The purpose of the exhibition is to shed light on women’s issues — including equal pay, physical standards of beauty, women’s health issues, and what comes next for women under the new political administration. It’s also an homage to “Womanhouse,” an exhibit from the 70s by Judy Chicago, which was a commentary on women’s roles, but more confined to the domestic sphere.
“We decided to examine what are women’s roles today,” Augsburg said. “We are standing up to how we are being measured, valued and assessed based on our bodies. Why is it taboo to talk about women’s reproductive processes? We wanted to have a diverse show, and not just reinforce gender-binaries. The exhibition also showcases gender fluidity and queer perspectives. It’s a feminist show.

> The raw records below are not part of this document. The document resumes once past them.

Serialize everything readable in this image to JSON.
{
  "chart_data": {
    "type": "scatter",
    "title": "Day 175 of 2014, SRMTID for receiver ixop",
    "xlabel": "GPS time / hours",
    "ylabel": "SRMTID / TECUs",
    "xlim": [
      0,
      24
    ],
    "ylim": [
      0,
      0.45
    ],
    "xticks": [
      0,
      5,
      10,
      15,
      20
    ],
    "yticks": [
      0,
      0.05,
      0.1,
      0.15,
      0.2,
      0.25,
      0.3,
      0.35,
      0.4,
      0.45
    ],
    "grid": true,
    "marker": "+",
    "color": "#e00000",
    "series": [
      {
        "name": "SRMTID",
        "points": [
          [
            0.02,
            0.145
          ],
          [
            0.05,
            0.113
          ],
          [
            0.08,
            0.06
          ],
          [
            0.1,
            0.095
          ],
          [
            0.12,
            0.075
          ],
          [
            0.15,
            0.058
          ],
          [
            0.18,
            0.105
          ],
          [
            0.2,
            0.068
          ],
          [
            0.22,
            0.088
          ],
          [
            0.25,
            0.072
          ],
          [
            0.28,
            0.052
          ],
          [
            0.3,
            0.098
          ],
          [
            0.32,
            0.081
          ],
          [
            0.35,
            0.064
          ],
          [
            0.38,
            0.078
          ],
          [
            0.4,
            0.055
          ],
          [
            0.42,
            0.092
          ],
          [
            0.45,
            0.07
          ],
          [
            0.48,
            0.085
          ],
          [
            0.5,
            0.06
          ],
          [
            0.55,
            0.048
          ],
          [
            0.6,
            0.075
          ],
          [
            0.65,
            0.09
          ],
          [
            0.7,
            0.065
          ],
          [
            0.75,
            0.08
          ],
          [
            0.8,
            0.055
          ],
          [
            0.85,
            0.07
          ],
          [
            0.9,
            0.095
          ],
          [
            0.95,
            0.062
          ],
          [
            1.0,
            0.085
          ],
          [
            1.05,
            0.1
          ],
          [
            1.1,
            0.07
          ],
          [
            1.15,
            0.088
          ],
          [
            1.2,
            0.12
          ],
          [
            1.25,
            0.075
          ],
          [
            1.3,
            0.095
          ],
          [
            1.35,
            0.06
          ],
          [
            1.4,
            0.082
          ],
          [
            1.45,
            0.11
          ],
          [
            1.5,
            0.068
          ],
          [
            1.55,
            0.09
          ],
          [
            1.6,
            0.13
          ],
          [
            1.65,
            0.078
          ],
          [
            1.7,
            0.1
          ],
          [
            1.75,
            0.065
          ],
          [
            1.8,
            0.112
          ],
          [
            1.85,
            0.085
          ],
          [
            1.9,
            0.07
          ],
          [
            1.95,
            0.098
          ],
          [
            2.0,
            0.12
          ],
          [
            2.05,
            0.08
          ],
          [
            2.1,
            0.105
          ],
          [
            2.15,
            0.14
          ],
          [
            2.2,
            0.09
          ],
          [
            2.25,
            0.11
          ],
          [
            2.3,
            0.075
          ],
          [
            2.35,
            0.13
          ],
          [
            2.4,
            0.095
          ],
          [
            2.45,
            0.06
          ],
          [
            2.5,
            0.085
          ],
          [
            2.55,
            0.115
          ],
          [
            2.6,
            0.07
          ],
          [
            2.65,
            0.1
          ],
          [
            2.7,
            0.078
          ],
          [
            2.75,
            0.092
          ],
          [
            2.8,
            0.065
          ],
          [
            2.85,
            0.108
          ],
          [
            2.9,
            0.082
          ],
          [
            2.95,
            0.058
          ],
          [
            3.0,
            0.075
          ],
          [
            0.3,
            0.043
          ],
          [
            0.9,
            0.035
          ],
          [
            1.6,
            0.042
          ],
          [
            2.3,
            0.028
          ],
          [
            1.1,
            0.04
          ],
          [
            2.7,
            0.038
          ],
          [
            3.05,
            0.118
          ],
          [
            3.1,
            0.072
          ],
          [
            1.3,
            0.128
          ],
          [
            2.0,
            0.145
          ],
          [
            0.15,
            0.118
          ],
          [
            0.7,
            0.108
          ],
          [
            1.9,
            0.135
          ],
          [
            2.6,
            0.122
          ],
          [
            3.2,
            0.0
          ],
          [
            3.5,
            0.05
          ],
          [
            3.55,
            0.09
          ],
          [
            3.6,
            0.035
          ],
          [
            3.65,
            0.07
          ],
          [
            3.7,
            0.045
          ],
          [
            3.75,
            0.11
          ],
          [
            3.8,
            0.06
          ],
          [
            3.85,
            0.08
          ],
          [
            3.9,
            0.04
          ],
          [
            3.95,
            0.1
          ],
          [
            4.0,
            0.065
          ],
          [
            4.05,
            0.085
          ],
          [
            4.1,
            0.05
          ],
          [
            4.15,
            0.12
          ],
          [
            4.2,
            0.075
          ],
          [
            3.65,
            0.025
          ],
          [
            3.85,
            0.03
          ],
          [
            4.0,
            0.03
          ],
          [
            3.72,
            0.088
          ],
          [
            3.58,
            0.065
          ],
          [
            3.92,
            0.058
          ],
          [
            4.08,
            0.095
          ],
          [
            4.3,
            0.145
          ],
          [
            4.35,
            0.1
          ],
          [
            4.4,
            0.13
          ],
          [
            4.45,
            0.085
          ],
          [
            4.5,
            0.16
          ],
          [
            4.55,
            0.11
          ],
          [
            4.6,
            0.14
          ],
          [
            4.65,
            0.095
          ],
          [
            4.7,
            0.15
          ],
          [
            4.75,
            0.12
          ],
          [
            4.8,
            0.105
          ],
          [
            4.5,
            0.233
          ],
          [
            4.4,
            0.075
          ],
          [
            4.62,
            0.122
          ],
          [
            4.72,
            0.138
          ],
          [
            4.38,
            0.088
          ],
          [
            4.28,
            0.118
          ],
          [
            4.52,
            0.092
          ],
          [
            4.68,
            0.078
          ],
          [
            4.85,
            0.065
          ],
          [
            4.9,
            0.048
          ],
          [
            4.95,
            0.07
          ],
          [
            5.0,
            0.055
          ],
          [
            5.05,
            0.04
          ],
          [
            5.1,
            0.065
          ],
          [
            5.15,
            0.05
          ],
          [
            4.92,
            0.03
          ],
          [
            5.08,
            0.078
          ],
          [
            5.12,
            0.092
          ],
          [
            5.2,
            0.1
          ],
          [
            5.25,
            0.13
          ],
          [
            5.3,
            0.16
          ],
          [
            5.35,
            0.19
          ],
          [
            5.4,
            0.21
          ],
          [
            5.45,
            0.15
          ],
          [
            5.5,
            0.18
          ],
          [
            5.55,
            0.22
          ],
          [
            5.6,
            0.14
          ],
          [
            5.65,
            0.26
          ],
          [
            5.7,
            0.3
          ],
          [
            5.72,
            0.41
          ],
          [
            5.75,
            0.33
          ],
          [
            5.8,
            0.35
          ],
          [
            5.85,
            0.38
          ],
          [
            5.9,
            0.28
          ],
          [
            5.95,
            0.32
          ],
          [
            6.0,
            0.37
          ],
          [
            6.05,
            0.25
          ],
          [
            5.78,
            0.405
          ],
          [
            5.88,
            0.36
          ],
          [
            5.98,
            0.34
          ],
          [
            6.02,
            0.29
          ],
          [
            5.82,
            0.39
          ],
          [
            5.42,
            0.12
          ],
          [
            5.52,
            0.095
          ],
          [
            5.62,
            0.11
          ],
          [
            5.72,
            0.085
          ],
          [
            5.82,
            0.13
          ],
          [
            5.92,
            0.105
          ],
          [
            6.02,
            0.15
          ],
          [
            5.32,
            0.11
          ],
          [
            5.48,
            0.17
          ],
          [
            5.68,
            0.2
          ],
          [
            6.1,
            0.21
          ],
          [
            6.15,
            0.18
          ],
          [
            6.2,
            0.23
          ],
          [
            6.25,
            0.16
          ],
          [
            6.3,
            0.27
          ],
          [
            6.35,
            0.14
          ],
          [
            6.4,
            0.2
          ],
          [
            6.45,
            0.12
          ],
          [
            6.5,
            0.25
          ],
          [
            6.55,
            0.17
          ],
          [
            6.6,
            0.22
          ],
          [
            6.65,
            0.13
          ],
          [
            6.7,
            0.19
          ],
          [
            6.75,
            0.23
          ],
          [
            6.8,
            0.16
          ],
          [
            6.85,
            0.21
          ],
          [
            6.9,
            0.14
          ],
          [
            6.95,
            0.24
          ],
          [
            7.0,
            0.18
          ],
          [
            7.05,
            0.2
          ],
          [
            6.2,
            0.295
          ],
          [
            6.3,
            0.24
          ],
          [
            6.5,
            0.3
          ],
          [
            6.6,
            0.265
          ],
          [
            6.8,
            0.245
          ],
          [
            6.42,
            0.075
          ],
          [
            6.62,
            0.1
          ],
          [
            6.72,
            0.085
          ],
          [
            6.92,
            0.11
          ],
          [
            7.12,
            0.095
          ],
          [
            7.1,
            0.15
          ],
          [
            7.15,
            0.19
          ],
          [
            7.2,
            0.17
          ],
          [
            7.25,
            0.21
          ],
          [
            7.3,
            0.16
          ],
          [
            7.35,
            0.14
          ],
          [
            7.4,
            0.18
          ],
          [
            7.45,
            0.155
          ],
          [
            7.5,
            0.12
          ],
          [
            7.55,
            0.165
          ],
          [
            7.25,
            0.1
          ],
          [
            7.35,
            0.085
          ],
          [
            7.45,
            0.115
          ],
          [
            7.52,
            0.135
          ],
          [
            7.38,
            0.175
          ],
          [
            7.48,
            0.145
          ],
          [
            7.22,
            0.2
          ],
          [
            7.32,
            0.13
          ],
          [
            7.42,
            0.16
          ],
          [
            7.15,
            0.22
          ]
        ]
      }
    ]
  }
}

It’s defiant, it’s activist, and it’s very affirmative.”
Augsburg will be performing an interactive piece called “Kitchen Table Talk,” where she will ask questions to the audience with a hopeful vision of a positive future for women in light of the recent election results.
The exhibition will be open from December 17 through January 21. In that time there will be special performances and video screenings, including a screening of Dunye’s “Black is Blue.” The cinema professor’s film explores the journey of a black transgender male.
Opening the performances will be Emma Sulkowicz and Violet Overn, two graduate students based out of New York, who attempt to critique the urge to define the undefinable, and control the uncontrollable.
“I think there’s so many ways to fight patriarchy,” Sulkowicz said. “If one woman thinks the best way to do it is through humor, and another thinks the best way to do it is through the very meditated angry subversion, we have to create a world in which every strategy is equally valid.”
Rebekah Jacobson, a liberal studies major, decided to help out with the show because she was inspired by a piece by Overn that depicted her lying face down outside of fraternity houses, in the trash, after parties as a commentary on sexual assault.
“I’ve worked with kids my entire life and I want to teach eventually,” Jacobson said. “We don’t teach boys not to rape – we teach girls not to act a certain way or not to dress a certain way. I think it’s really important for me, as a teacher, to instill [feminist] ideas in the kids that I have in my classrooms.”
The diversity of issues being discussed, as well as people being featured, is an attempt to modernize what feminism means at this point in time. The original “Womanhouse” performance was run primarily by middle-class heteronormative women and the new performance is an attempt to bring as many people together for one cause.
“Feminism to me is a collaboration,” said Sulcowikz. “It can’t work if it’s one person fighting. It’s about working together in cross-gender, cross-sexual preference, cross-racial ways in order to make the world more livable.”